There are two other items of evidence relied upon by the appellee which we regard as of little probative value. One is the testimony of his brother and aunt that his automobile did not run well or at all during February, 1938, because of some obstruction in the gas line. The other is the certificate of the doctor who attended the appellant, which left the name of the father of the child blank. The former evidence is too indefinite and unsubstantial, and the latter is explained by the fact that the certificate was not made out by the doctor himself, and that he did not ask nor did the mother say anything to him about who the father was. The doctor so testified.

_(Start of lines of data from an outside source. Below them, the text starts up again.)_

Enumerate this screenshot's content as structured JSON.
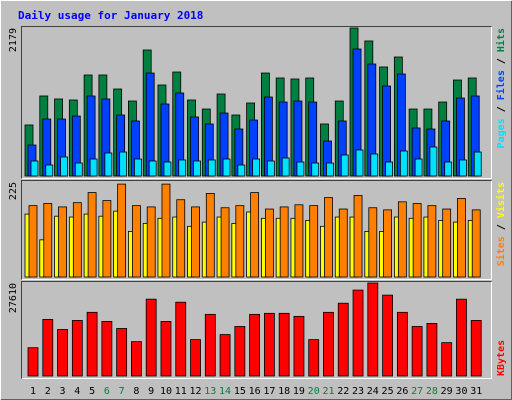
{
  "chart_data": [
    {
      "type": "bar",
      "title": "Daily usage for January 2018",
      "series": [
        {
          "name": "Pages",
          "color": "#00e0ff",
          "values": [
            221,
            162,
            280,
            191,
            250,
            339,
            353,
            250,
            221,
            206,
            236,
            221,
            236,
            250,
            162,
            250,
            221,
            265,
            206,
            191,
            191,
            309,
            383,
            324,
            206,
            368,
            250,
            427,
            206,
            236,
            353
          ]
        },
        {
          "name": "Files",
          "color": "#0040ff",
          "values": [
            456,
            839,
            839,
            883,
            1178,
            1134,
            898,
            810,
            1516,
            1060,
            1222,
            869,
            766,
            927,
            692,
            824,
            1163,
            1089,
            1104,
            1089,
            515,
            810,
            1870,
            1649,
            1325,
            1502,
            707,
            692,
            810,
            1148,
            1178
          ]
        },
        {
          "name": "Hits",
          "color": "#008040",
          "values": [
            751,
            1178,
            1134,
            1119,
            1487,
            1487,
            1281,
            1104,
            1855,
            1340,
            1531,
            1119,
            986,
            1207,
            898,
            1075,
            1516,
            1443,
            1428,
            1443,
            766,
            1104,
            2179,
            1988,
            1605,
            1752,
            986,
            986,
            1089,
            1413,
            1443
          ]
        }
      ],
      "ylim": [
        0,
        2179
      ],
      "yticks": [
        2179
      ],
      "legend_separator": " / "
    },
    {
      "type": "bar",
      "series": [
        {
          "name": "Sites",
          "color": "#ff8000",
          "values": [
            169,
            174,
            166,
            176,
            200,
            181,
            220,
            169,
            166,
            220,
            183,
            166,
            198,
            164,
            169,
            200,
            161,
            166,
            171,
            169,
            188,
            161,
            193,
            164,
            159,
            178,
            174,
            169,
            161,
            186,
            159
          ]
        },
        {
          "name": "Visits",
          "color": "#ffff00",
          "values": [
            149,
            88,
            144,
            142,
            149,
            144,
            156,
            108,
            127,
            139,
            142,
            120,
            130,
            142,
            127,
            154,
            139,
            139,
            139,
            134,
            120,
            142,
            142,
            108,
            108,
            142,
            139,
            142,
            134,
            130,
            134
          ]
        }
      ],
      "ylim": [
        0,
        225
      ],
      "yticks": [
        225
      ],
      "legend_separator": " / "
    },
    {
      "type": "bar",
      "series": [
        {
          "name": "KBytes",
          "color": "#ff0000",
          "values": [
            8403,
            16806,
            13805,
            16506,
            18907,
            16206,
            14105,
            10204,
            22809,
            16206,
            21908,
            10804,
            18307,
            12305,
            14705,
            18307,
            18607,
            18607,
            17706,
            10804,
            18907,
            21608,
            25509,
            27610,
            24009,
            18907,
            14705,
            15606,
            9904,
            22809,
            16506
          ]
        }
      ],
      "ylim": [
        0,
        27610
      ],
      "yticks": [
        27610
      ],
      "categories": [
        "1",
        "2",
        "3",
        "4",
        "5",
        "6",
        "7",
        "8",
        "9",
        "10",
        "11",
        "12",
        "13",
        "14",
        "15",
        "16",
        "17",
        "18",
        "19",
        "20",
        "21",
        "22",
        "23",
        "24",
        "25",
        "26",
        "27",
        "28",
        "29",
        "30",
        "31"
      ],
      "category_colors": [
        "#000000",
        "#000000",
        "#000000",
        "#000000",
        "#000000",
        "#008040",
        "#008040",
        "#000000",
        "#000000",
        "#000000",
        "#000000",
        "#000000",
        "#008040",
        "#008040",
        "#000000",
        "#000000",
        "#000000",
        "#000000",
        "#000000",
        "#008040",
        "#008040",
        "#000000",
        "#000000",
        "#000000",
        "#000000",
        "#000000",
        "#008040",
        "#008040",
        "#000000",
        "#000000",
        "#000000"
      ]
    }
  ]
}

The recitation of the evidence in so great detail has been in recognition of our duty to appraise the substantiality of the evidence and the circumstances and to decide so delicate a question. To impose a spurious offspring upon a man would be a grave error; but to impose mistakenly the brand of a bastard upon an innocent *11
child, with the consequences, would be a greater error and a tragedy indeed. The selfish nature or one or the other of these parties, which has caused him or her to conceal the truth so peculiarly within his or her possession, has imposed the responsibility upon the courts of endeavoring to ascertain the truth from a record of contradictions. We can only determine that by weighing the evidence in the scales provided by the law and testing it by the formulas established by the experience of the centuries. Doing so, we reach the conclusion that the appellee failed to sustain his charge of illegitimacy and, therefore, reverse the judgment of the trial court to the contrary. Gravely v. Gravely,
The first child seems to be well cared for in the home of appellee's aunts with whom he lives and provision is made for her mother to see her at reasonable times. The appellant and her family are poverty stricken. The trial court, of course, has authority to modify that part of the judgment at any time. To that extent the second judgment is affirmed.
The finding that the former husband is the father of the second child puts the duty upon him of supporting her. The first judgment should have awarded some alimony or maintenance to the wife. The two judgments are reversed to the extent that this was denied. Under the circumstances we think an allowance of $50 a month should be made the former wife for the maintenance of herself and child. Cf. Whaley v. Whaley,
Whole Court sitting, except Judge Rees, who is absent.